Spotkanie z Jezusem mobilizuje nas do podejmowania stawianych wymagań, akceptowania nowych warunków pracy, daje wewnętrzną i zewnętrzną dyspozycyjność do przyjęcia drogi, którą wytycza Bóg, jak również do dawania świadectwa o Zmartwychwstałym. Jesteśmy podobnie jak Apostołowie wezwani do tego „abyśmy stawali się żywym znakiem obecności Zmartwychwstałego w świecie. Współczesny świat potrzebuje dziś szczególnie wiarygodnego świadectwa tych, których umysły i serca oświecone są słowem Bożym, i którzy zdolni są otworzyć serca i umysły innych ludzi na pragnienie Boga i prawdziwego życia, które nie ma końca” (PF 15). Kto dzisiaj doświadcza obecności Chrystusa w swoim życiu, nie może być obojętny na te słowa, lecz staje się autentycznym świadkiem wobec innych. Jak uczniowie umocnieni w wierze i nadziei, odważnie wrócili do Jerozolimy, tak i my mamy dawać świadectwo, że w Chrystusie jest pełnia życia i szczęścia człowieka.
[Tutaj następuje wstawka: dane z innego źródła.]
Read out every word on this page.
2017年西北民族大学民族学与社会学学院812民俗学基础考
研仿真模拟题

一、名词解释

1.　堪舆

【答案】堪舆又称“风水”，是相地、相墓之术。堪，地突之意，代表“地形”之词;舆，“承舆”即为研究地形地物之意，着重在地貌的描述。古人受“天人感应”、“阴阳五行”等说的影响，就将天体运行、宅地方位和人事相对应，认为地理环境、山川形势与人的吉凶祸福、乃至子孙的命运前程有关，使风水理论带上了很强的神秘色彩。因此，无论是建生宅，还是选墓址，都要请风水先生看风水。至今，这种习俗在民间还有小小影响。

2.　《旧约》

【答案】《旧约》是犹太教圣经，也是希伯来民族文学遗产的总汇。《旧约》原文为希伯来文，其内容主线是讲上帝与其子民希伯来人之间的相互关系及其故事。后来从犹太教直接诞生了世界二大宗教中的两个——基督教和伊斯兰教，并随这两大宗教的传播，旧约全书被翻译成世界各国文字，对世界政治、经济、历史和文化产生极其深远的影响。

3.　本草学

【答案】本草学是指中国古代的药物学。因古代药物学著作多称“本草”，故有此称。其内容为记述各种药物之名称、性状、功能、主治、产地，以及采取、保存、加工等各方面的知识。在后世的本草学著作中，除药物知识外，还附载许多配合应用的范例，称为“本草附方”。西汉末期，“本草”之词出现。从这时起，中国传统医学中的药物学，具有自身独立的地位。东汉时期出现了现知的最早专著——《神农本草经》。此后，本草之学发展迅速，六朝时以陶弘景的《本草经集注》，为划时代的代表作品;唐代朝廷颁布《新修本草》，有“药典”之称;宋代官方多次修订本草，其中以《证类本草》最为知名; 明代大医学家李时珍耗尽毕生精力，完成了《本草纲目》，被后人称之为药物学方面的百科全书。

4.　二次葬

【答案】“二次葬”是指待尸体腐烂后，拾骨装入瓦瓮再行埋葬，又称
Przeżywając wydarzenia tajemnicy paschalnej życzę wszystkim Kochanym Siostrom, Drogim Członkom i Członkiniom Wspólnoty Apostolskiej św. Elżbiety, aby te dni były czasem refleksji i wielkiej radości. Otwórzmy nasze serca na przyjęcie łask, które Chrystus dla nas przygotował. Nie bójmy się nowych wyzwań, obowiązków, zmian, bo to wszystko pochodzi od Tego, który powiedział:

„Ja jestem z wami przez wszystkie dni, aż do skończenia świata” (Mt 28,20).

Z wiarą, nadzieją i odwagą pełnijmy posługę misyjną i apostolską tam, gdzie On nas posyła i bądźmy znakiem obecności Jezusa Zmartwychwstałego.

Łącząc się duchowo w czasie Świąt Wielkanocnych w imieniu Zarządu, wszystkich Mieszkanek domu generalnego, jak i własnym przesyłam wiele siostrzanych pozdrowień, oddana w Panu ,

Rzym, Wielkanoc 2014 r.

oddana w Chrystusie
S.M. Samuela Werbińska
przełożona generalna
Udostępnij:
Idź do góry
Translate »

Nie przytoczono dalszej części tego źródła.